Cinderella is also most illuminating considering Whitney’s perpetual casting as colorless. The film portends to be colorblind, or, as the boxcover informs, is told with a “modern twist.” In fact it’s known as “rainbow casting,” and Robert Iscove’s inventive film, with choreography by future director Rob Marshall (Chicago), is often held up as the primary example of this. Thus Whoopi (black) Goldberg and Victor (white) Garber as the Queen and King, have a handsome South Asian son (Paolo Montalban, born in Manila). It makes emotional sense, its proponents explain, even though Gregor Mendel may not like it. Cinderella herself is played by the young Afrian-American performer Brandy Norwood. But when a black actor is oppressed by a white wicked Stepmother (Bernadette Peters), her role becomes overtly slavey. It’s like a Kara Walker version of Rodgers and Hammerstein, and more power to the designers. And so the film extends a grotesquely placating gesture, viewing race “arbitrarily.” The white slaveowner/stepmother has an obese black daughter––to offset Cinderella’s racial and sexual charge? It’s hard to say, but when Whitney appears to Brandy in an explosion of CGI and sleekly manicured R ‘n’ B, she gives her fans what they really want––the fabled “Look of Superiority.”

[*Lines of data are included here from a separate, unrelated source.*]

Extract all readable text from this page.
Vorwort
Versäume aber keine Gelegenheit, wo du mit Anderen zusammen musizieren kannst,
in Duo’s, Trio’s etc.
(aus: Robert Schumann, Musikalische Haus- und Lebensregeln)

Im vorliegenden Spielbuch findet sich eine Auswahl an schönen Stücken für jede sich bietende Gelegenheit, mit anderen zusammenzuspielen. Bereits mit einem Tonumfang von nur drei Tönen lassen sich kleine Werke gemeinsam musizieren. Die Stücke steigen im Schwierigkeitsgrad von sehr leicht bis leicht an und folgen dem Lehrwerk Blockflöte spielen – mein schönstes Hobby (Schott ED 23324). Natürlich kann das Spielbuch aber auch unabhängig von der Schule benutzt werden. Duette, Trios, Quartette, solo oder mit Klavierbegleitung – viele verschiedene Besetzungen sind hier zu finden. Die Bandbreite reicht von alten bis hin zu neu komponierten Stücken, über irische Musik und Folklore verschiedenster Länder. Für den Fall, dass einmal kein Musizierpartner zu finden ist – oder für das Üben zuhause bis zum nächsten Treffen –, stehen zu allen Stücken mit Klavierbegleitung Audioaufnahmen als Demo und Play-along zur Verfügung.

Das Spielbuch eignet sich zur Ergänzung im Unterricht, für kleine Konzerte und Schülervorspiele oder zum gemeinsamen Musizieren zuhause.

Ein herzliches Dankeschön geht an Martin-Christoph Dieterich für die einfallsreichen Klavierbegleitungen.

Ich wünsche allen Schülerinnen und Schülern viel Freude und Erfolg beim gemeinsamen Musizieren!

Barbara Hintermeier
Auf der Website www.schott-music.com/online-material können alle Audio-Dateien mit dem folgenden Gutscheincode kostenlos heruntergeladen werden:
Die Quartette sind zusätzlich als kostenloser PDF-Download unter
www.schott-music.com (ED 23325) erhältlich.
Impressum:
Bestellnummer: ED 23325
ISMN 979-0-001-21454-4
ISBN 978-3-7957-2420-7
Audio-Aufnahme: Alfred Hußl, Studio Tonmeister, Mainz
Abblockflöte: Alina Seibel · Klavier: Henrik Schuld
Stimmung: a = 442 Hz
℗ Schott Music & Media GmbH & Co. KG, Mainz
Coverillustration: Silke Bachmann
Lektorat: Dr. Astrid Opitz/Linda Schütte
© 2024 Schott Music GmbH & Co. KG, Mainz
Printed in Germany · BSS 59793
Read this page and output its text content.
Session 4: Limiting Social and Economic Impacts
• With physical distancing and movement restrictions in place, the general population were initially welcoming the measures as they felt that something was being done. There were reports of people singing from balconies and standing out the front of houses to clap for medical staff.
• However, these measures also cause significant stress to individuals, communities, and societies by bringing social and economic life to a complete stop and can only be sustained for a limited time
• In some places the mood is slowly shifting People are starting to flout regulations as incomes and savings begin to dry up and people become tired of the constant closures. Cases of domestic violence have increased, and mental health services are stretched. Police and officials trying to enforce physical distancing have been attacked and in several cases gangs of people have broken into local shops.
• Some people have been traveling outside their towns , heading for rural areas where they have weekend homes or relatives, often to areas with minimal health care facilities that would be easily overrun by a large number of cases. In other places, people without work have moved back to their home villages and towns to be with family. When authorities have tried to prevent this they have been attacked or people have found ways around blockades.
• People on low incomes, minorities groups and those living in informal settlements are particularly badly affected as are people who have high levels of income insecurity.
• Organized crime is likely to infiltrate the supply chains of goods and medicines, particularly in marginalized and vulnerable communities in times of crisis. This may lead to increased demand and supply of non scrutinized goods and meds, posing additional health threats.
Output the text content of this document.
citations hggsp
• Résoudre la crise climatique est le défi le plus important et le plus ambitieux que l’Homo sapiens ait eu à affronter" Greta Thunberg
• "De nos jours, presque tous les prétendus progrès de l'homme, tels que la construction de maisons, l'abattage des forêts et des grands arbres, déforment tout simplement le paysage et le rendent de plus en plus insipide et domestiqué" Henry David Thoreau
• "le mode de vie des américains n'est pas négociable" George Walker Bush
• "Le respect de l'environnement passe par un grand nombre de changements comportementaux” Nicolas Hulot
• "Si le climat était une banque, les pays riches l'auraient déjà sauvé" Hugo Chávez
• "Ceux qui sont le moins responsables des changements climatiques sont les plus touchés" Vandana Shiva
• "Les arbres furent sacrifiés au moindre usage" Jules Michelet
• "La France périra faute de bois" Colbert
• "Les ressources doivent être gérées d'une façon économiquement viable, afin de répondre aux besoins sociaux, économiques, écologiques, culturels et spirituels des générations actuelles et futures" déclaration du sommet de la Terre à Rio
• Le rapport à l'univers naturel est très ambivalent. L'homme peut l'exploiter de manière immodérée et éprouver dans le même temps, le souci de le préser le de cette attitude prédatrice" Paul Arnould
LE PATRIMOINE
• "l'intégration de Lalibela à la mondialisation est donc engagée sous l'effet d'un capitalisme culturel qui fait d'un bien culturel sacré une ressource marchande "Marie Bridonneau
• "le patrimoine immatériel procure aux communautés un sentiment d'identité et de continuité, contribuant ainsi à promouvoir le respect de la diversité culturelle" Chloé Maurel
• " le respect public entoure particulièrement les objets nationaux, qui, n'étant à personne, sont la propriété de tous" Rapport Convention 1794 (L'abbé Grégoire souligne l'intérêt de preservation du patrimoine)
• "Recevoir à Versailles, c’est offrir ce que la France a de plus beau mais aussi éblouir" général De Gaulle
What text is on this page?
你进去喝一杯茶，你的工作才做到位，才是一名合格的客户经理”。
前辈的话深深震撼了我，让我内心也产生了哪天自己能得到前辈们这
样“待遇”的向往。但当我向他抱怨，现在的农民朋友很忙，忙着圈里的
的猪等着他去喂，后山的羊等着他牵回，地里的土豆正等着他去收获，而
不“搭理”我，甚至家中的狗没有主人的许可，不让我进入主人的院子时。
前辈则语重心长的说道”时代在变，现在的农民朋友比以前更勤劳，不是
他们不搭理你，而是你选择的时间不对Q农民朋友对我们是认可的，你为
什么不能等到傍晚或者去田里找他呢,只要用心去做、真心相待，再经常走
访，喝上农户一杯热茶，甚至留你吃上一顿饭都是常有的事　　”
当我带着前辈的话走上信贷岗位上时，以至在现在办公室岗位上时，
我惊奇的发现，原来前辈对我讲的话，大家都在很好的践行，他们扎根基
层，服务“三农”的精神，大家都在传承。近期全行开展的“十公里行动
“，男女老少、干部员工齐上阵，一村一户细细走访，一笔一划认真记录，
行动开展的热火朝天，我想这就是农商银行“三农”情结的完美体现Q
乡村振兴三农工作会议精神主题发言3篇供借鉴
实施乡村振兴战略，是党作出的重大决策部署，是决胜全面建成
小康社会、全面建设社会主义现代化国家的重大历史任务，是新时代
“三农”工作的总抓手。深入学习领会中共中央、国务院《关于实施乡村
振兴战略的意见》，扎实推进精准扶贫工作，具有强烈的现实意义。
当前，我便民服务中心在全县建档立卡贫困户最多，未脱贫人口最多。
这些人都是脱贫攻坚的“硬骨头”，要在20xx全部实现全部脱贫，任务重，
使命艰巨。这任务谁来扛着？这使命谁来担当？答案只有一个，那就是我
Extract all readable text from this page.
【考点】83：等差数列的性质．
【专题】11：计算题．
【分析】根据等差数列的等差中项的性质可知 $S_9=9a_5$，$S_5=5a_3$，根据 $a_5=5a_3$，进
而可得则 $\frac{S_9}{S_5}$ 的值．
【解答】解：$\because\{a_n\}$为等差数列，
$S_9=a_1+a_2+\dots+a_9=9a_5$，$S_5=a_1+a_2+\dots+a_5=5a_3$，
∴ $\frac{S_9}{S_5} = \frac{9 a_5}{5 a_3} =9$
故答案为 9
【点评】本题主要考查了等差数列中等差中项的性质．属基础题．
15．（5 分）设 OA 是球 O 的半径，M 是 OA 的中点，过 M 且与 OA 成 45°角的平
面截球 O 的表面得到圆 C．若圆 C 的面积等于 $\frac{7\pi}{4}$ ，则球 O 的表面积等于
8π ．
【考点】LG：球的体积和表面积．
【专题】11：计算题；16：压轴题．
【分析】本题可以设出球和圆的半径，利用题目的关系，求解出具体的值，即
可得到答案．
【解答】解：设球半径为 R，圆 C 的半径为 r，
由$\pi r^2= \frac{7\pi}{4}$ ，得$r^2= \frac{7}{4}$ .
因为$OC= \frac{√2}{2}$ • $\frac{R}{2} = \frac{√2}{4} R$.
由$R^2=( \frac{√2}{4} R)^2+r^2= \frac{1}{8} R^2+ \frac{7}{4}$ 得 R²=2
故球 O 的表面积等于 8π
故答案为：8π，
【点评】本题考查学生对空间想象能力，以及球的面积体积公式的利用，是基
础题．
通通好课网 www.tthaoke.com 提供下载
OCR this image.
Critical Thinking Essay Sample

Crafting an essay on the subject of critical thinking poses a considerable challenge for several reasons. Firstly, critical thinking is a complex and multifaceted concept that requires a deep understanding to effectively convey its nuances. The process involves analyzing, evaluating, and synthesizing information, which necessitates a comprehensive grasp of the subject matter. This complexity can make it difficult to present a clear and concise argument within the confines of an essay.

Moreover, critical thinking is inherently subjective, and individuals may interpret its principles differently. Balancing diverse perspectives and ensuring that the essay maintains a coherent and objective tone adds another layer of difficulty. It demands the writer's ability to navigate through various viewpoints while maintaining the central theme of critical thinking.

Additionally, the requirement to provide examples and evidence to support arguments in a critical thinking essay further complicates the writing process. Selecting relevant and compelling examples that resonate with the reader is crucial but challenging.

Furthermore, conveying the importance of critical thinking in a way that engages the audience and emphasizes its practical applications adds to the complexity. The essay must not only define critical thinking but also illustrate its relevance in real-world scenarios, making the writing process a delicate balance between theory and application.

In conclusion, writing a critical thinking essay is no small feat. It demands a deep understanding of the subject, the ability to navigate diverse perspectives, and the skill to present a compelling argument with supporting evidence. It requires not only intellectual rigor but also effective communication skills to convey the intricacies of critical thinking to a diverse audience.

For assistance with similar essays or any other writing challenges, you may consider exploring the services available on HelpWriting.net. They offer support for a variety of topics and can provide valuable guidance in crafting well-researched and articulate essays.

The “Look” is the thing fandom is made from. You see it everywhere in Whitney’s career, and it’s not especially pretty. To make a long story short, it’s a facial expression you see on Whitney Houston when she’s dueting with an inferior partner, and since nobody can match her lungpower, they’re all subject to the notorious withering “Look.” YouTube has a great video in which Whitney is dueting live with Mariah Carey on their theme from The Prince of Egypt, the minor-tinged, insipid “When You Believe.” Mariah is no slouch with trills, of course, but she is simply overpowered in the later, gospel choruses of the track, and Whitney, bellowing loud enough to be heard on Mars, is never too busy to simultaneously flash Mariah the malignant, triumphant, “Look of Superiority” we love. Poor Mariah’s fear shows through her smile. Go ahead now, Google “Look of Superiority” + “Mariah.”  You will not believe your eyes!